On Sept. 7, a small cast of six student actors will take on the challenge of reproducing the creation of a play from genocide research in the “intimate setting” of Strother Studio Theatre.
“We are Proud to Present a Presentation about the Herero of Namibia, Formerly Known as South West Africa, from the German Südwestafrika, Between the Years 1884-1915” illustrates the impact of German colonizers within the Herero tribe of Namibia.
“[This play has] hit close to home,” said Veronica Santoyo, the director of the play. “When the characters are actors devising a play, and you're actually working with actors that are the same age, you know [that acting is] what they do. We [kept saying] we will try to figure out how we tell this story.”

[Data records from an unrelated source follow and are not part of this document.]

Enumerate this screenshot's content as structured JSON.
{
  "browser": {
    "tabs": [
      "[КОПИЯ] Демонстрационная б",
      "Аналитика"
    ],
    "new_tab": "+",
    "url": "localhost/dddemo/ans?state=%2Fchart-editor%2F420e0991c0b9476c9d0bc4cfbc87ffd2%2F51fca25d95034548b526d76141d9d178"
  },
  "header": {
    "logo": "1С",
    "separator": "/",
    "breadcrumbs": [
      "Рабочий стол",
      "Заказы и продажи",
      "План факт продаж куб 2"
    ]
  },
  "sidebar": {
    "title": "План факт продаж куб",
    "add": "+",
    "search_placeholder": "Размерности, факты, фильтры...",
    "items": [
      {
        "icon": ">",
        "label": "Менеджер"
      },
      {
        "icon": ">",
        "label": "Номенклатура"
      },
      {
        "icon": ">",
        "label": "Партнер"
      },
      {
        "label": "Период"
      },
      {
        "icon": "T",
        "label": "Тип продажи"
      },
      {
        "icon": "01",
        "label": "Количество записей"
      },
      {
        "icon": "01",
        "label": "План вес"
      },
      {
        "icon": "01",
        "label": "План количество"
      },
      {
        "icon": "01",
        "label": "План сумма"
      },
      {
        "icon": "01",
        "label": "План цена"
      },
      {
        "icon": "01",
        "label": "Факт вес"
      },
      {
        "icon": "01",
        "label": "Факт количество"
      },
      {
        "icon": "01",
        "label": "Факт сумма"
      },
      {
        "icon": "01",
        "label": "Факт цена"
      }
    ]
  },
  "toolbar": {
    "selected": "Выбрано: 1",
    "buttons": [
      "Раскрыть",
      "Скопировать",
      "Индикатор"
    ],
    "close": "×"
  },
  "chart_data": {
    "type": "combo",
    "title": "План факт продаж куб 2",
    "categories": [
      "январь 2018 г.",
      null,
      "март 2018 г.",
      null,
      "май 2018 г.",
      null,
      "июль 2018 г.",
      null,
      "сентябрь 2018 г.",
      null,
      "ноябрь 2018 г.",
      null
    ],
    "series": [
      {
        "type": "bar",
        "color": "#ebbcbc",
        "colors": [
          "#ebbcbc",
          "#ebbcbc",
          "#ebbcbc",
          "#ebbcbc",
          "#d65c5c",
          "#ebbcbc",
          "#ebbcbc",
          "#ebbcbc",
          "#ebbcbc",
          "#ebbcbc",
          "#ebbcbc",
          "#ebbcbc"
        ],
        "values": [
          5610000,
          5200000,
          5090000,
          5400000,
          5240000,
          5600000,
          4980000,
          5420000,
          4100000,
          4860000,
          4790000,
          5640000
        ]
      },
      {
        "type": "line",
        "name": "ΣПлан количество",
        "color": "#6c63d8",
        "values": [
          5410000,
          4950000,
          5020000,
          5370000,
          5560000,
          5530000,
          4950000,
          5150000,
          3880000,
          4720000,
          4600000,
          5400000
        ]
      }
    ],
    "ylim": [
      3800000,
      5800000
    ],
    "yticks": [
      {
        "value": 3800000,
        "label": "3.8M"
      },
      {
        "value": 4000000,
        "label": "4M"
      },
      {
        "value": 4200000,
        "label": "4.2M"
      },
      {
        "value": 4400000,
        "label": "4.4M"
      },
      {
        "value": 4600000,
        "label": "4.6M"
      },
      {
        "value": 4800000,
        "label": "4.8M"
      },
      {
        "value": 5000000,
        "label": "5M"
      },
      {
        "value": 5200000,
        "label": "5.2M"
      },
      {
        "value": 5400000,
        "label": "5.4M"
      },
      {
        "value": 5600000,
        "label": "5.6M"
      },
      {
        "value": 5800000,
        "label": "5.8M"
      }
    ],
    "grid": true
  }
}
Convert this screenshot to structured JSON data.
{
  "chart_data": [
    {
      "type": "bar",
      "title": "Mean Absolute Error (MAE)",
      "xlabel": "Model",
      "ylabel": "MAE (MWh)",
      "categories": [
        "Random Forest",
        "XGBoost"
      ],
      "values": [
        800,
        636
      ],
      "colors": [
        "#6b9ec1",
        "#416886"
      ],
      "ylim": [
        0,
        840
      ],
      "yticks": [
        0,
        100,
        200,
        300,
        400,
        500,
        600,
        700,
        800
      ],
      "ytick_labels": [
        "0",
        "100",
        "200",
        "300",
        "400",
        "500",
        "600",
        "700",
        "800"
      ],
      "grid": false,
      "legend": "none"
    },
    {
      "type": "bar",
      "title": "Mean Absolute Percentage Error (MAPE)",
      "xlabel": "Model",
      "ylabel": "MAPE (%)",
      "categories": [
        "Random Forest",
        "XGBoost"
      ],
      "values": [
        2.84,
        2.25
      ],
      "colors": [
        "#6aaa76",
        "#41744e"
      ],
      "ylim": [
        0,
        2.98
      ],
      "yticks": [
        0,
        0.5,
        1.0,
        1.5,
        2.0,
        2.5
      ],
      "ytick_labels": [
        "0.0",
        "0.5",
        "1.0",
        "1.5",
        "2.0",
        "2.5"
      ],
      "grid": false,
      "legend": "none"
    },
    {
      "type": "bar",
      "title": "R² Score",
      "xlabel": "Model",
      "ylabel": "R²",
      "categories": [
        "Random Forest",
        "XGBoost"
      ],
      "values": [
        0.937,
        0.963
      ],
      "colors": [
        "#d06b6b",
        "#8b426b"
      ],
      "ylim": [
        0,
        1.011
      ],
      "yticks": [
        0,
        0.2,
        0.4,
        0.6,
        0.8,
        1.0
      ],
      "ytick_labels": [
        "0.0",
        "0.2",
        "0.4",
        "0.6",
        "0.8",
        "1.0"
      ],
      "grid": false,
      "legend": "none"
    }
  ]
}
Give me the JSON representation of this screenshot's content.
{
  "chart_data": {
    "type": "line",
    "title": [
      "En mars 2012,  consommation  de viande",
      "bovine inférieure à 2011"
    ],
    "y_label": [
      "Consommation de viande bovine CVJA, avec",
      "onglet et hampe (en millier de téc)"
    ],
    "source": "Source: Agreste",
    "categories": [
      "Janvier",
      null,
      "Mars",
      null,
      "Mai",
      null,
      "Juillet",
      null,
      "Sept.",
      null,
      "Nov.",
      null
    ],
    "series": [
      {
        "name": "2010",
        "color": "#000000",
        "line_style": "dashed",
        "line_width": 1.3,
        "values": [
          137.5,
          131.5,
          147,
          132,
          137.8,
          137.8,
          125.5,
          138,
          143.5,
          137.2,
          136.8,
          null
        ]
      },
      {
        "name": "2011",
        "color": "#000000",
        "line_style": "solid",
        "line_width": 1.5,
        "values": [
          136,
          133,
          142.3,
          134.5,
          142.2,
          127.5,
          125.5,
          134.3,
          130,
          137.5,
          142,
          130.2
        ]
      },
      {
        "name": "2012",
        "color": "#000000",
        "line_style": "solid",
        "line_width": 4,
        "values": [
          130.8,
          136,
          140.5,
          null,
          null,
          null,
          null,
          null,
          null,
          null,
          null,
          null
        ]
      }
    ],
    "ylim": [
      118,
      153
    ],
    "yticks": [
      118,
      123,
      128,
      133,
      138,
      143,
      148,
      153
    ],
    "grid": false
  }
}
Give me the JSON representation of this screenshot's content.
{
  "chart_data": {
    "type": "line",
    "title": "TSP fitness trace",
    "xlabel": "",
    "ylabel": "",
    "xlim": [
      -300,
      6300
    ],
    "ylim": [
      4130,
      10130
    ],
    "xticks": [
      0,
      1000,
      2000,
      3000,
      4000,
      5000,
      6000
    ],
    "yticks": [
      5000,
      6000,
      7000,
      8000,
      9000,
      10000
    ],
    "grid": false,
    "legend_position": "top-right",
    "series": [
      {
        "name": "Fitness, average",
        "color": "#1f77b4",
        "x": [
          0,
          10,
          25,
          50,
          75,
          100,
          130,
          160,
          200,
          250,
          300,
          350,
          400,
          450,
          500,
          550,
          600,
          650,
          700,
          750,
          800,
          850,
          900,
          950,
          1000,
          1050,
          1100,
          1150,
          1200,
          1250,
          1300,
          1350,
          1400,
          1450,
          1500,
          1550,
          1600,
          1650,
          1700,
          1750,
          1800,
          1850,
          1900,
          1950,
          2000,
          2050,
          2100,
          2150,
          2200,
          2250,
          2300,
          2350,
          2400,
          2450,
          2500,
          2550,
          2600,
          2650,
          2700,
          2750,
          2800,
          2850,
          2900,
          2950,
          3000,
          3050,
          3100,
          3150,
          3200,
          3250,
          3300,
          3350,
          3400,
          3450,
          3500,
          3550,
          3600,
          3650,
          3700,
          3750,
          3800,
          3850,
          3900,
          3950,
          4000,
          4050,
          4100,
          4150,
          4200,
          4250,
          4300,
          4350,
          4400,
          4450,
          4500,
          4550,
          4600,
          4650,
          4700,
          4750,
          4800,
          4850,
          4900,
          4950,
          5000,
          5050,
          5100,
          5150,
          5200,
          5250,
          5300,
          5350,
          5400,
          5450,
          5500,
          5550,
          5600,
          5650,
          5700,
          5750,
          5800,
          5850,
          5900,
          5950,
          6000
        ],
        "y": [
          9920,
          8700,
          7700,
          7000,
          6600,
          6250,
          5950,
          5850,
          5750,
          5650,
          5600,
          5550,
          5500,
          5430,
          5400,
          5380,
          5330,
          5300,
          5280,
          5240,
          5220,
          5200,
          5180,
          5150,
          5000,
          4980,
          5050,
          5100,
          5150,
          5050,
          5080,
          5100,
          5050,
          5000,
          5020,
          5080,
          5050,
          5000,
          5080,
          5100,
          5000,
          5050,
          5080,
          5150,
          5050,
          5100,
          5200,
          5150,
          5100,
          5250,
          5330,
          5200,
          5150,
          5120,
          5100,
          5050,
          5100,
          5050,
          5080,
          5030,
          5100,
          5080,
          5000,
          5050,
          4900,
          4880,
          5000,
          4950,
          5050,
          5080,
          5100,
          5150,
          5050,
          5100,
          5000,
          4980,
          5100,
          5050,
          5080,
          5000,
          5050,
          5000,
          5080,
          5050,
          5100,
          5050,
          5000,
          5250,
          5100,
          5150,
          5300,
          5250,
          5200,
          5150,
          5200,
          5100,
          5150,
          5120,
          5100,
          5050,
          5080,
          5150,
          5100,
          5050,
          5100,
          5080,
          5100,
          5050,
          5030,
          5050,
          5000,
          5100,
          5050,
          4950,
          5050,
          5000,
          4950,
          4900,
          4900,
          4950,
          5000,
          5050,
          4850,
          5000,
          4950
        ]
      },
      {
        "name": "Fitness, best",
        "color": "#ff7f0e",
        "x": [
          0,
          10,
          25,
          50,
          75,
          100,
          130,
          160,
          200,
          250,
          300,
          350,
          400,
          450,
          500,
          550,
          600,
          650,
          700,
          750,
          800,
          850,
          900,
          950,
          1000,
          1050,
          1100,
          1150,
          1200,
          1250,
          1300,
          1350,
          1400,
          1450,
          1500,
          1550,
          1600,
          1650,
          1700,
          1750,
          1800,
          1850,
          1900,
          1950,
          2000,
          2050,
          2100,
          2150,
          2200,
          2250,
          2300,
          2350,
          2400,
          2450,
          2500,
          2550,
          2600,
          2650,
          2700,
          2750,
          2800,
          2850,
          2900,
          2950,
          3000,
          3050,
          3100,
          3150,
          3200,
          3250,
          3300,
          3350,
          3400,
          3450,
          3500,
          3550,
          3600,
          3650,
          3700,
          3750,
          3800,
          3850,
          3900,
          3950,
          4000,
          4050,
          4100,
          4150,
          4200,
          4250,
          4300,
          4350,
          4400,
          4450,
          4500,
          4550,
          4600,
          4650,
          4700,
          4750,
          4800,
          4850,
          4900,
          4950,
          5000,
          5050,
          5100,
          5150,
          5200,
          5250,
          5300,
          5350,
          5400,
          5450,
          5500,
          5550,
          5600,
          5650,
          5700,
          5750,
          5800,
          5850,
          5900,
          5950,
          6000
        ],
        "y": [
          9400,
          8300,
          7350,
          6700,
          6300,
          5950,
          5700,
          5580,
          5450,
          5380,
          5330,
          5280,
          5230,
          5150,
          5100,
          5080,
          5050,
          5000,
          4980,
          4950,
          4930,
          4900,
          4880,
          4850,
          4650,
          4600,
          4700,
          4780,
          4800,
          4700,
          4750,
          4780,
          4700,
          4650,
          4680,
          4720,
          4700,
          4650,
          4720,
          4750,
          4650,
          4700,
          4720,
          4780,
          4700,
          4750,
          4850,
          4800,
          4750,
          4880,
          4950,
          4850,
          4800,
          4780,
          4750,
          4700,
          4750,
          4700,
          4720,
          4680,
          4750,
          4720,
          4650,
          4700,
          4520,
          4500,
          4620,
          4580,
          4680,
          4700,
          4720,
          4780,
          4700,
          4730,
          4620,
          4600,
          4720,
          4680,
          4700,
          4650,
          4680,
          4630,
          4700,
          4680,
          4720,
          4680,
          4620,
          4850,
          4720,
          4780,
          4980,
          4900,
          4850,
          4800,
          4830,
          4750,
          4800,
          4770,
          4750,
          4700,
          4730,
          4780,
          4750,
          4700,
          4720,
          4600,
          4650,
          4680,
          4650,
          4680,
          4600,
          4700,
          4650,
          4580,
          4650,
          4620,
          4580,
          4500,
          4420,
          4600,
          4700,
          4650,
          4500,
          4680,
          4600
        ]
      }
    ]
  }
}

The show starts with the actors “devising” their own play based on historical letters from German soldiers to their wives along with photographs of the Herero tribe.
“[From there,] the play is basically divided by the playwright into what is called the presentation and process,” Santoyo said. “Presentation is where they verbally rehearse parts of the play. Then process are the parts where they talk about what they did.
“So what happens is as they go through this presentation and process, the historical narrative begins to blur as their personal narratives from the present start to take over. [Finally,] the present completely takes over for a surprising ending.”
Since the ending of the play becomes so personal for the actors, Santoyo said “it’s risky material.”
“There’s six actors: three are black, and three are white, so we are talking about things that each one can identify with,” Santoyo said. “It was imperial that we work together with an opening to build and try things that were a little harder or that hit home in some way.”
Martin Tebo, a junior acting major, said this experience is one of the most challenging and rewarding in his acting career.
“It’s been so lead by the actors that it brings everyone's talents together to create something that is unique to our [own] experiences in life and our skills as actors,” Tebo said.
Working with the actors on this complex show, Santoyo also discovered her personal interests in the topic.
“I can say, personally I think what I find interesting is this play is questioning every narrative we have ever told ourselves,” Santoyo said. “It’s addressing our own biases. This is a play that’s hard to just watch and not feel anything. I’m hoping [the audience] will think about where we are with one another.”
The show will run on Friday, Sept. 7 and Saturday, Sept. 8 at 7:30 p.m. as well as Sunday, Sept. 9 at 2:30 p.m. Tickets are $15 for the general public, and $12 for students, faculty, staff and seniors.
“I hope [audience members] leave examining their actions more as people and try to promote empathy among others,” Tebo said.